Al momento anche se piselli e lupini trovano spazio nella produzione di cibo per gli animali domestici e mangimi per l’industria ittica, i legumi diversi dalla soia contribuiscono solo marginalmente alla produzione di mangimi per l’avicoltura. Il lupino giallo sarebbe una buona fonte di proteine e anche i piselli, sebbene meno ricchi di proteine, potrebbero trovare spazio nel settore della mangimistica avicola. Tuttavia, sarebbero necessari degli sforzi atti a migliorare la qualità delle proteine fornite da questi legumi.

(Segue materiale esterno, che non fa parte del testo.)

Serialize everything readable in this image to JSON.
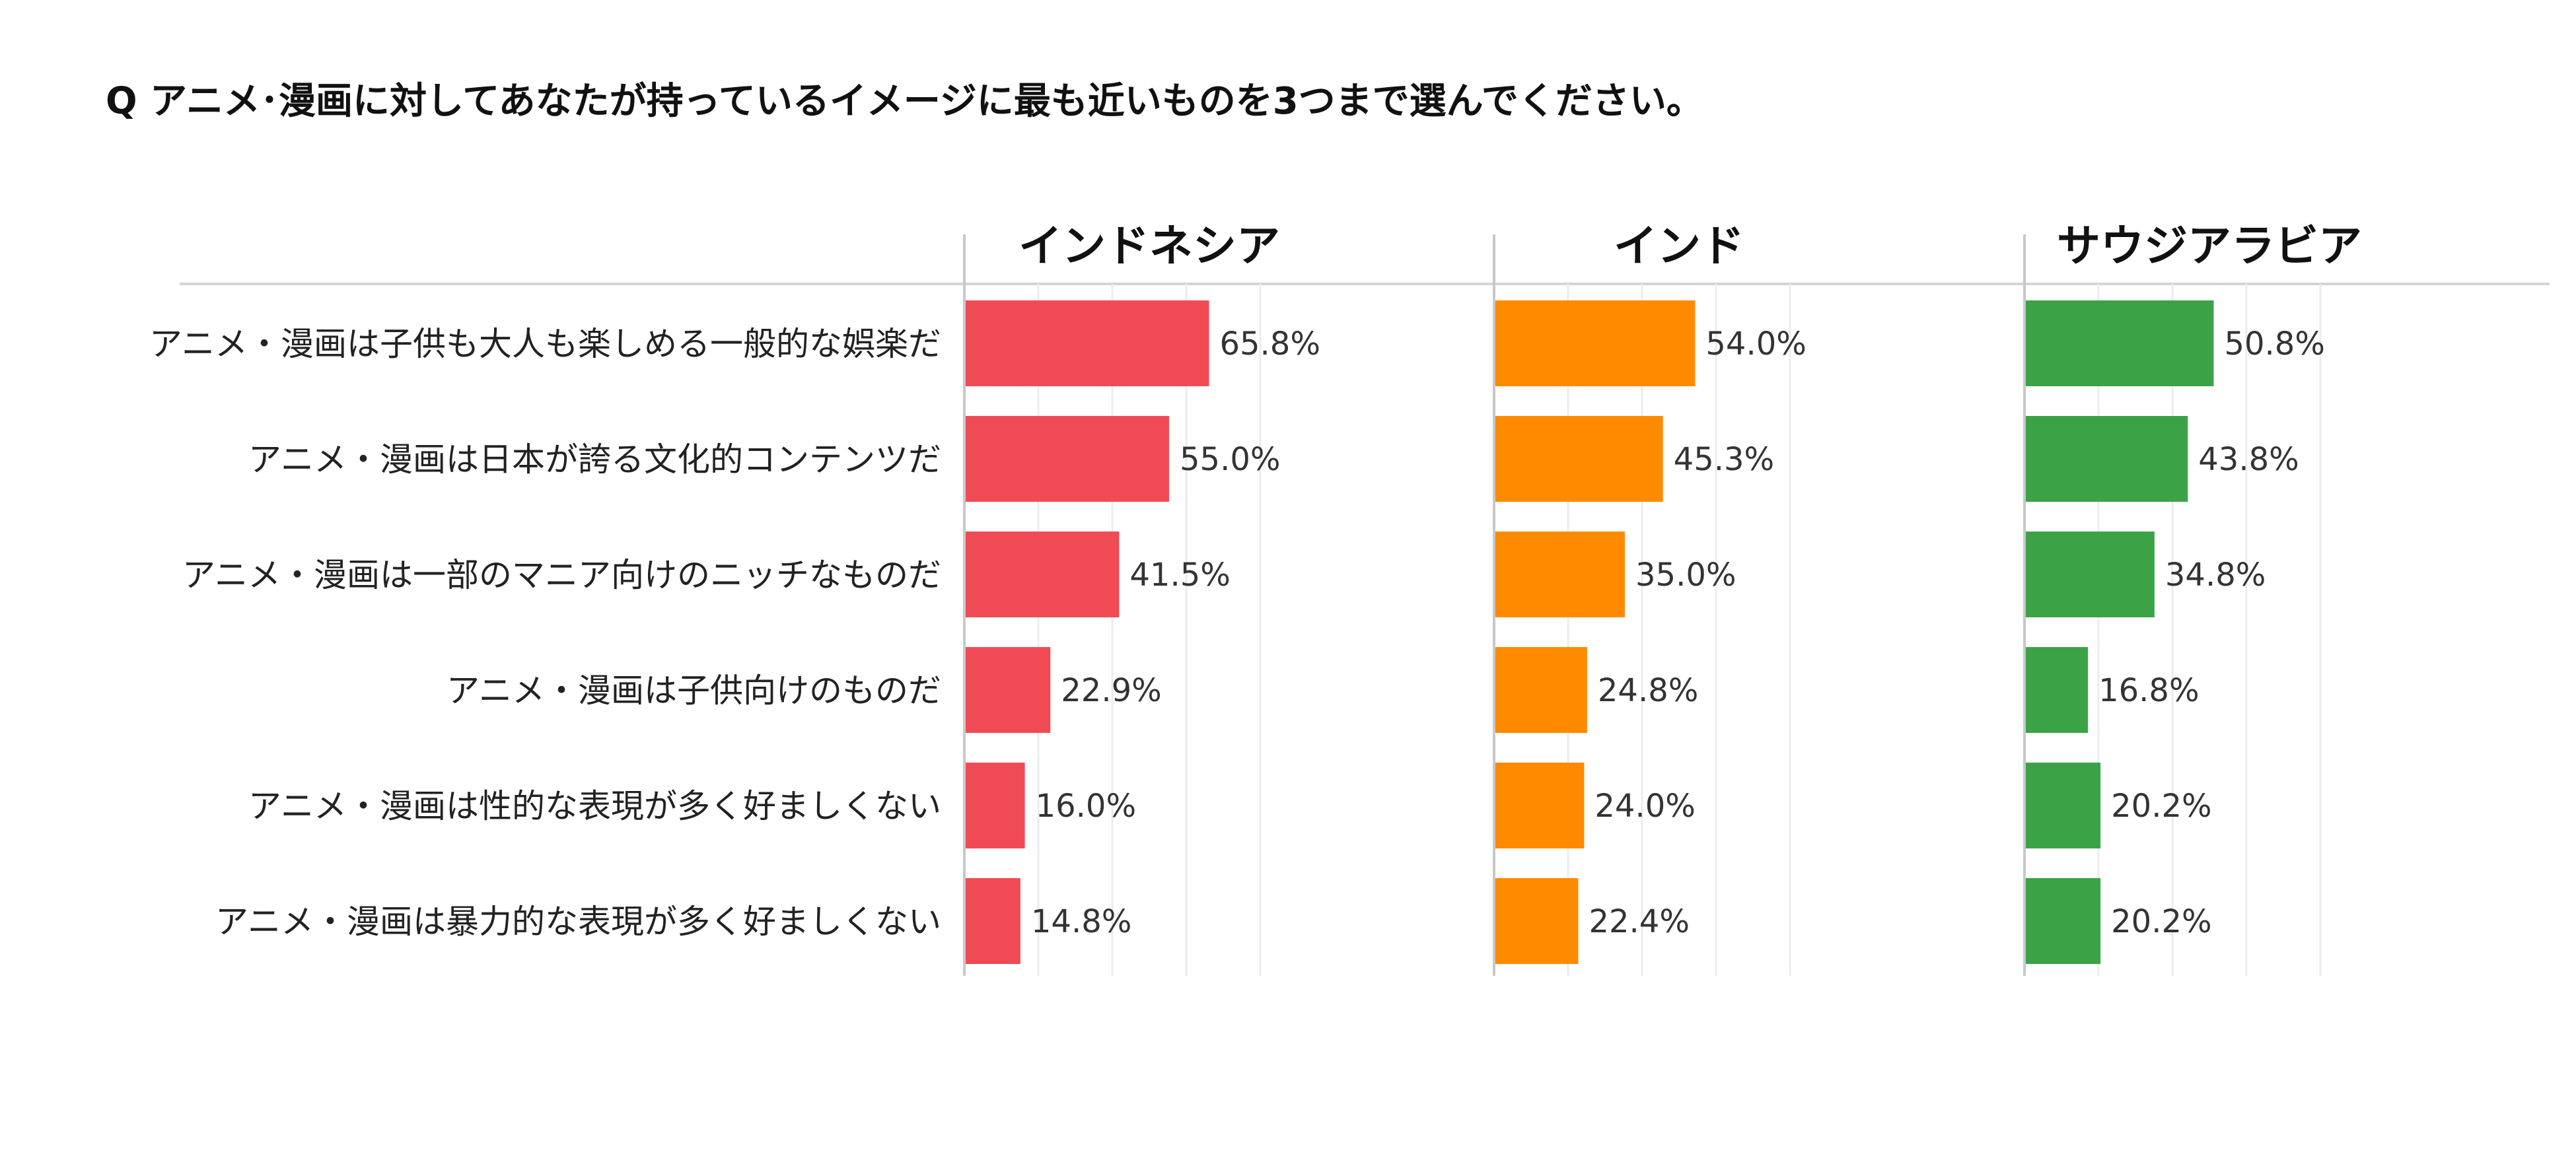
{
  "question": "Q アニメ･漫画に対してあなたが持っているイメージに最も近いものを3つまで選んでください。",
  "chart_data": [
    {
      "type": "bar",
      "orientation": "horizontal",
      "title": "インドネシア",
      "color": "#F04B55",
      "xlim": [
        0,
        100
      ],
      "grid": true,
      "categories": [
        "アニメ・漫画は子供も大人も楽しめる一般的な娯楽だ",
        "アニメ・漫画は日本が誇る文化的コンテンツだ",
        "アニメ・漫画は一部のマニア向けのニッチなものだ",
        "アニメ・漫画は子供向けのものだ",
        "アニメ・漫画は性的な表現が多く好ましくない",
        "アニメ・漫画は暴力的な表現が多く好ましくない"
      ],
      "values": [
        65.8,
        55.0,
        41.5,
        22.9,
        16.0,
        14.8
      ],
      "value_labels": [
        "65.8%",
        "55.0%",
        "41.5%",
        "22.9%",
        "16.0%",
        "14.8%"
      ]
    },
    {
      "type": "bar",
      "orientation": "horizontal",
      "title": "インド",
      "color": "#FF8A00",
      "xlim": [
        0,
        100
      ],
      "grid": true,
      "categories": [
        "アニメ・漫画は子供も大人も楽しめる一般的な娯楽だ",
        "アニメ・漫画は日本が誇る文化的コンテンツだ",
        "アニメ・漫画は一部のマニア向けのニッチなものだ",
        "アニメ・漫画は子供向けのものだ",
        "アニメ・漫画は性的な表現が多く好ましくない",
        "アニメ・漫画は暴力的な表現が多く好ましくない"
      ],
      "values": [
        54.0,
        45.3,
        35.0,
        24.8,
        24.0,
        22.4
      ],
      "value_labels": [
        "54.0%",
        "45.3%",
        "35.0%",
        "24.8%",
        "24.0%",
        "22.4%"
      ]
    },
    {
      "type": "bar",
      "orientation": "horizontal",
      "title": "サウジアラビア",
      "color": "#3BA345",
      "xlim": [
        0,
        100
      ],
      "grid": true,
      "categories": [
        "アニメ・漫画は子供も大人も楽しめる一般的な娯楽だ",
        "アニメ・漫画は日本が誇る文化的コンテンツだ",
        "アニメ・漫画は一部のマニア向けのニッチなものだ",
        "アニメ・漫画は子供向けのものだ",
        "アニメ・漫画は性的な表現が多く好ましくない",
        "アニメ・漫画は暴力的な表現が多く好ましくない"
      ],
      "values": [
        50.8,
        43.8,
        34.8,
        16.8,
        20.2,
        20.2
      ],
      "value_labels": [
        "50.8%",
        "43.8%",
        "34.8%",
        "16.8%",
        "20.2%",
        "20.2%"
      ]
    }
  ]
}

Anche in questo caso, però, sarebbe necessario destinare ampie aree coltivabili che potrebbero essere dedicate ad altre coltivazioni, come quelle del frumento e della canna da zucchero, alla produzione di piselli e lupini, una scelta che, secondo Windhorst, gli agricoltori potrebbero essere disposti a fare solo in presenza di elevati incentivi economici.
L’unica soluzione plausibile sembra essere continuare a produrre legumi nelle aree in cui la resa delle coltivazioni è massima. “Anche se potrebbe essere possibile raggiungere un volume di produzione di soia di 5 milioni di tonnellate nei Paesi membri della Danube Soya Initiative, bisogna considerare l’impatto che uno sviluppo di questo tipo avrebbe su altre coltivazioni, il tasso di autosufficienza per la richiesta di proteine dalle coltivazioni in questi Paesi e l’evoluzione del prezzo della soia e della farina di soia – ha sottolineato Windhorst – saranno necessarie ulteriori iniziative di ricerca mirate al miglioramento delle rese, della qualità delle proteine e della resistenza alle malattie dei legumi, ma anche la buona volontà da parte delle grandi catena alimentari di pagare prezzi più elevati per animali che sono stati alimentati con farina di soia non-gm”.